1. What is Categorical Cross-Entropy (CCE)?
Categorical Cross-Entropy is used when the model predicts more than two classes (multi-class classification).
Examples:
- Image classification (cat, dog, horse)
- Digit recognition (0–9)
- News category classification
Formula:
Loss = - Σ yi log(pi)
Where:
- yi = actual class (one-hot encoded)
- pi = predicted probability for class i
Example:
Cat Dog Horse 0 1 0
Model prediction:
Cat Dog Horse 0.1 0.8 0.1
Loss becomes small because the correct class probability is high.
Usually used with Softmax activation.
2. What is Binary Cross-Entropy (BCE)?
Binary Cross-Entropy is a loss function used when the model predicts two classes only (binary classification).
Examples:
- Spam vs Not Spam
- Fraud vs Not Fraud
- Disease vs No Disease
Formula:
Loss = -[y log(p) + (1-y) log(1-p)]
Where:
- y = actual label (0 or 1)
- p = predicted probability
Explanation:
It measures how far the predicted probability is from the true binary label.
Example:
Actual = 1 (spam)
Model predicts = 0.9
Loss will be small because prediction is close.
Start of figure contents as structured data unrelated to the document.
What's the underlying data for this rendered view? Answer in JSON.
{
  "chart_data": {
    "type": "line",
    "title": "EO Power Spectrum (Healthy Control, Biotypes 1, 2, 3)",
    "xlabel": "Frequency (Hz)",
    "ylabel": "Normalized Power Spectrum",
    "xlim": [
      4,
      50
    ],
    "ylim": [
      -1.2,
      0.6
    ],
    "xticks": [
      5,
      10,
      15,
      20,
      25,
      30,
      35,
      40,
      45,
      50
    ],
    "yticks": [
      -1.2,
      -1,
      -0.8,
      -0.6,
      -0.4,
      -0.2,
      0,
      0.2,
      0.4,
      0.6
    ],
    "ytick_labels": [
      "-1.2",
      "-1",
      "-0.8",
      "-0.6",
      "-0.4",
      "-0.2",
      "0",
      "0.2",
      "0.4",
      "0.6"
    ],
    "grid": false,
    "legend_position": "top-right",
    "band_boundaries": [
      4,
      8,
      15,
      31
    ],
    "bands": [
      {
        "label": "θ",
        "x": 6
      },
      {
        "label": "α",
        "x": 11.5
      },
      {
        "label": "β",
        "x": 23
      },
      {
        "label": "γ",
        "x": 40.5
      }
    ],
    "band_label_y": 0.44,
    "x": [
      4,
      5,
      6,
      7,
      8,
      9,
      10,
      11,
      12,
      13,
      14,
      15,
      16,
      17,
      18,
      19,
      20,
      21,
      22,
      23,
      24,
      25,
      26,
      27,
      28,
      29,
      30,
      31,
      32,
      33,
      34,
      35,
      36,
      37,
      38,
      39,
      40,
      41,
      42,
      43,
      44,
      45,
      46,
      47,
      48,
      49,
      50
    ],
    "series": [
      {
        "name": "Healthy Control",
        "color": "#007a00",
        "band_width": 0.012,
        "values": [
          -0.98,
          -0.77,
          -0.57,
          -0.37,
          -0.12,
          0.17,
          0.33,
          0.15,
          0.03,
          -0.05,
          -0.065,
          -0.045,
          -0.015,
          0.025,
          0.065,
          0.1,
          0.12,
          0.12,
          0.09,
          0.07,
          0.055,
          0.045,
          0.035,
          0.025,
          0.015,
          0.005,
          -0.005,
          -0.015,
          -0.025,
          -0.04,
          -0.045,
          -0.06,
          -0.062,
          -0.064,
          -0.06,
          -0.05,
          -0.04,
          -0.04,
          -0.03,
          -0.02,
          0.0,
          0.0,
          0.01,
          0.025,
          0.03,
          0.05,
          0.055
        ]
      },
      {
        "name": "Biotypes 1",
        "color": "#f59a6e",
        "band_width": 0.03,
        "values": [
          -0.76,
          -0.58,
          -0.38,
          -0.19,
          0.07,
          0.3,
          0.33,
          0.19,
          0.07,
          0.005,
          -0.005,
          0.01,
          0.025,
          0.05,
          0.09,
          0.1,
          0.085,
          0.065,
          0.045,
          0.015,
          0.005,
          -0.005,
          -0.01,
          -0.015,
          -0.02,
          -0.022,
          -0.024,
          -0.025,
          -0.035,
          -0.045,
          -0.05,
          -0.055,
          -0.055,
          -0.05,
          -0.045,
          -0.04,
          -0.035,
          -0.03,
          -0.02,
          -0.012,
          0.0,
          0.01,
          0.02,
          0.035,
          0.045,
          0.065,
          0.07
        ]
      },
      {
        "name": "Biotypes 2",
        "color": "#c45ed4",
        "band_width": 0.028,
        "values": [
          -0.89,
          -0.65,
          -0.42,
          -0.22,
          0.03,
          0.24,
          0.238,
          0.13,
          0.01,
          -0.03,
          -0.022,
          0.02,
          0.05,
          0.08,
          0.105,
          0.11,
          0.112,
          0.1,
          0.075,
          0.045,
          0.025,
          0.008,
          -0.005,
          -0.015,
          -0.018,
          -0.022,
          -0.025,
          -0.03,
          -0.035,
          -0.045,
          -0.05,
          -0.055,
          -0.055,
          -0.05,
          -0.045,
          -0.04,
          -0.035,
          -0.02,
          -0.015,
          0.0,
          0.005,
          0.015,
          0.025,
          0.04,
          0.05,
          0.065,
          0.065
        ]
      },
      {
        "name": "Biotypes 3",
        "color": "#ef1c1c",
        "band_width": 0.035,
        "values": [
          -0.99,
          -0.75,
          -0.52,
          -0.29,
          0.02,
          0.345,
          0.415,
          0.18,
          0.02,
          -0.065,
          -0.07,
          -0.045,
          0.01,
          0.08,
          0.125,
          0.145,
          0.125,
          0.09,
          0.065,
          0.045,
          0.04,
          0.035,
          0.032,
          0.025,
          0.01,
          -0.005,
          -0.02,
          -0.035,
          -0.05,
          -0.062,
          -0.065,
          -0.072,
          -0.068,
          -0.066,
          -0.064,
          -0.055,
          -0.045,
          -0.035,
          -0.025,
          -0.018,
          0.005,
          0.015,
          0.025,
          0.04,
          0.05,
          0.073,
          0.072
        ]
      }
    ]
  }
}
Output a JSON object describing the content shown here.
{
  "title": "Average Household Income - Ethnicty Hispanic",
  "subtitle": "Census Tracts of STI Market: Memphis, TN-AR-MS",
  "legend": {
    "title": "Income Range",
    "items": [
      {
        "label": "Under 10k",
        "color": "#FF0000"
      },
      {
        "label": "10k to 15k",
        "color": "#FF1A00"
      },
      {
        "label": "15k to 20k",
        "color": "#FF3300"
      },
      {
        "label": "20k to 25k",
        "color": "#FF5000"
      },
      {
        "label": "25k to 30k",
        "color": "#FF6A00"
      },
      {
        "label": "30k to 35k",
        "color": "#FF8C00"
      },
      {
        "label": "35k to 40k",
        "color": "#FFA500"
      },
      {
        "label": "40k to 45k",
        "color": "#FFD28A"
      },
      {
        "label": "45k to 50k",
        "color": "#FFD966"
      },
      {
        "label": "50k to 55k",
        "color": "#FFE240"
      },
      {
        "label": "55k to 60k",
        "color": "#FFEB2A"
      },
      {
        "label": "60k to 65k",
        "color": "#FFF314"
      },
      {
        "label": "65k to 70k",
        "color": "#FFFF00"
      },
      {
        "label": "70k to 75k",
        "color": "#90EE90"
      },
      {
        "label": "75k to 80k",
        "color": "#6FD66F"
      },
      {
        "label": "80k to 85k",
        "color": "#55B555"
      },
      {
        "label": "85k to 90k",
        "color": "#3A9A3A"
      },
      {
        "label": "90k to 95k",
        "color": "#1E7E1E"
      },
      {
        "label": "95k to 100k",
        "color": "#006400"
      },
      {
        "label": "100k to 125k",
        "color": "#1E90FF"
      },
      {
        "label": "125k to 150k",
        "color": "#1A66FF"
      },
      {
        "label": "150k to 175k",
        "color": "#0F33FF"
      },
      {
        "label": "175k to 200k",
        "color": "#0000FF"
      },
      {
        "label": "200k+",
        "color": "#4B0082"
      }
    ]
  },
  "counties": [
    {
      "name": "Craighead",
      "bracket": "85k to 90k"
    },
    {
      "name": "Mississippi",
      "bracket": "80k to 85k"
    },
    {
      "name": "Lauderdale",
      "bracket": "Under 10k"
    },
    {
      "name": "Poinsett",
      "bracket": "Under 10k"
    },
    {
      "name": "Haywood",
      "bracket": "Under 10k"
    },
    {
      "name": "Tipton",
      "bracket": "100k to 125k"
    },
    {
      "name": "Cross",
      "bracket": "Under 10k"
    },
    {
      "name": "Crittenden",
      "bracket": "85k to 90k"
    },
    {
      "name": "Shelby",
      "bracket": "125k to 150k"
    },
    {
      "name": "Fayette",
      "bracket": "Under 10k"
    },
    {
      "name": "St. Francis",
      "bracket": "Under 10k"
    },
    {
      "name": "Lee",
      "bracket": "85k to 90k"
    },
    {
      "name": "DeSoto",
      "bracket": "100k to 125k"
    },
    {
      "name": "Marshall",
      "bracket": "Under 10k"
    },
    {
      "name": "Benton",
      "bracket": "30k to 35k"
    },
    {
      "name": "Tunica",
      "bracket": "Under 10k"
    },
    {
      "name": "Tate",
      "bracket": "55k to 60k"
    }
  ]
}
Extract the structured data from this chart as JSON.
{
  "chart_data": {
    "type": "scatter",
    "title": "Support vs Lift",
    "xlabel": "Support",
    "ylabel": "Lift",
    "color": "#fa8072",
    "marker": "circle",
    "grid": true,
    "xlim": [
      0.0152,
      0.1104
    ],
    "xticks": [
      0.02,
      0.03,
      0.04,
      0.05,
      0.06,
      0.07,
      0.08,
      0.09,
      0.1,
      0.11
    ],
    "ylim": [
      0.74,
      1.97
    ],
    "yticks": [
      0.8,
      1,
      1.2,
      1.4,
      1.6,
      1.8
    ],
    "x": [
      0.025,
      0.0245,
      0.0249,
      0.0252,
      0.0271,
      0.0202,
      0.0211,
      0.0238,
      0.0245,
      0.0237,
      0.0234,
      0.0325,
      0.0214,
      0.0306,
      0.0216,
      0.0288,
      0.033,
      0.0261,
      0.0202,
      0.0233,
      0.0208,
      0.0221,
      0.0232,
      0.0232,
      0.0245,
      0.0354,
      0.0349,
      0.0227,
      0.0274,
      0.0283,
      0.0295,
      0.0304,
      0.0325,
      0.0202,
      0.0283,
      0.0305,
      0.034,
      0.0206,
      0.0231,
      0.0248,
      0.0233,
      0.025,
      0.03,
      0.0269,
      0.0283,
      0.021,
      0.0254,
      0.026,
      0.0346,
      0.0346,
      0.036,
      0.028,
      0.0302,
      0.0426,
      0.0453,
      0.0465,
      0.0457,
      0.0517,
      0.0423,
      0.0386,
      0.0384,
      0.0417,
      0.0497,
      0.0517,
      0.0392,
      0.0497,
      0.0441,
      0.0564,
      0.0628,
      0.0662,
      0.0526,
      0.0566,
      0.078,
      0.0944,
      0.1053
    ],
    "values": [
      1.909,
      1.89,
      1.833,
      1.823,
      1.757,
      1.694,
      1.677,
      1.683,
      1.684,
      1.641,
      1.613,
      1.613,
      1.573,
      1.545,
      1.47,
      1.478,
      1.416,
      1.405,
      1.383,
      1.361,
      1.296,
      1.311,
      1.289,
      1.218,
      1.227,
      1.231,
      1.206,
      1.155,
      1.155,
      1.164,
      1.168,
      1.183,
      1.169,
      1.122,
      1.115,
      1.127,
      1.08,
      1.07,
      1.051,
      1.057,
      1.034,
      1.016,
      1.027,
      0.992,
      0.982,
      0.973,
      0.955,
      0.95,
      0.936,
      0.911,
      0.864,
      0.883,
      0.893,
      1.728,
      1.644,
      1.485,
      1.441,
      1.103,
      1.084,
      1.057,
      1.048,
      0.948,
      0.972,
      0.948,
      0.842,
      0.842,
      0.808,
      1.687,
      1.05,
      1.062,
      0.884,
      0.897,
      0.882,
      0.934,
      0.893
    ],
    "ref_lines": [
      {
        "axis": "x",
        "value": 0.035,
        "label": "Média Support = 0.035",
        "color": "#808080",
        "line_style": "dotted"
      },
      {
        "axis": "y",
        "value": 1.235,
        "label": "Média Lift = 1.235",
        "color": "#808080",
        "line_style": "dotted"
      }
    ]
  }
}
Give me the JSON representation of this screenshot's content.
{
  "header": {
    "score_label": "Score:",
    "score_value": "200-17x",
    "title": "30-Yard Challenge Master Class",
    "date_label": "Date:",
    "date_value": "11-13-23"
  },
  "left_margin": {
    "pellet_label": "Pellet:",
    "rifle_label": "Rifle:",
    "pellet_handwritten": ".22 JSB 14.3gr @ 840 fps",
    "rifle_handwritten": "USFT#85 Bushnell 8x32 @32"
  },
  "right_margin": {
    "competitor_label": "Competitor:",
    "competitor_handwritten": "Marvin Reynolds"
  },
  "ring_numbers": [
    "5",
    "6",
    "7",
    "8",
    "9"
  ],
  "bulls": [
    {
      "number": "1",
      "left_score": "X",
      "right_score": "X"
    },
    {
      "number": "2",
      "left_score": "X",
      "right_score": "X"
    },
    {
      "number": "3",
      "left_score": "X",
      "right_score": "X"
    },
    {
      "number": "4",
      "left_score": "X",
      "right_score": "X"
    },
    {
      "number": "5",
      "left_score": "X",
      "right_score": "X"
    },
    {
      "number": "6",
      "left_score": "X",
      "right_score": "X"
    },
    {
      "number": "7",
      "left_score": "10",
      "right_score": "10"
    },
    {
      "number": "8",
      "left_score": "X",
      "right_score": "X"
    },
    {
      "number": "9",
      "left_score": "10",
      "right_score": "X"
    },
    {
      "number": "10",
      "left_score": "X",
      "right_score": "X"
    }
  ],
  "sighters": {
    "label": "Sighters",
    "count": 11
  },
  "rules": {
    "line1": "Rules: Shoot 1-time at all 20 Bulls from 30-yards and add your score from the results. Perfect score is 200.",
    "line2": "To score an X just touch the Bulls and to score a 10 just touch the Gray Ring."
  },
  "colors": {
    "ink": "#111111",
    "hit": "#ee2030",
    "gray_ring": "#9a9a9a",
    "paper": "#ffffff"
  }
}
Commonly used with Sigmoid activation.
3. Key Differences
| Feature | Binary Cross-Entropy | Categorical Cross-Entropy |
|---|---|---|
| Number of classes | 2 classes | 3 or more classes |
| Output neurons | 1 | Multiple (equal to number of classes) |
| Activation function | Sigmoid | Softmax |
| Label format | 0 or 1 | One-hot encoded |
| Example | Spam detection | Image classification |
4. Summary
Binary Cross-Entropy is used for binary classification problems and works with sigmoid output.
Categorical Cross-Entropy is used for multi-class classification problems and typically works with softmax output where labels are one-hot encoded.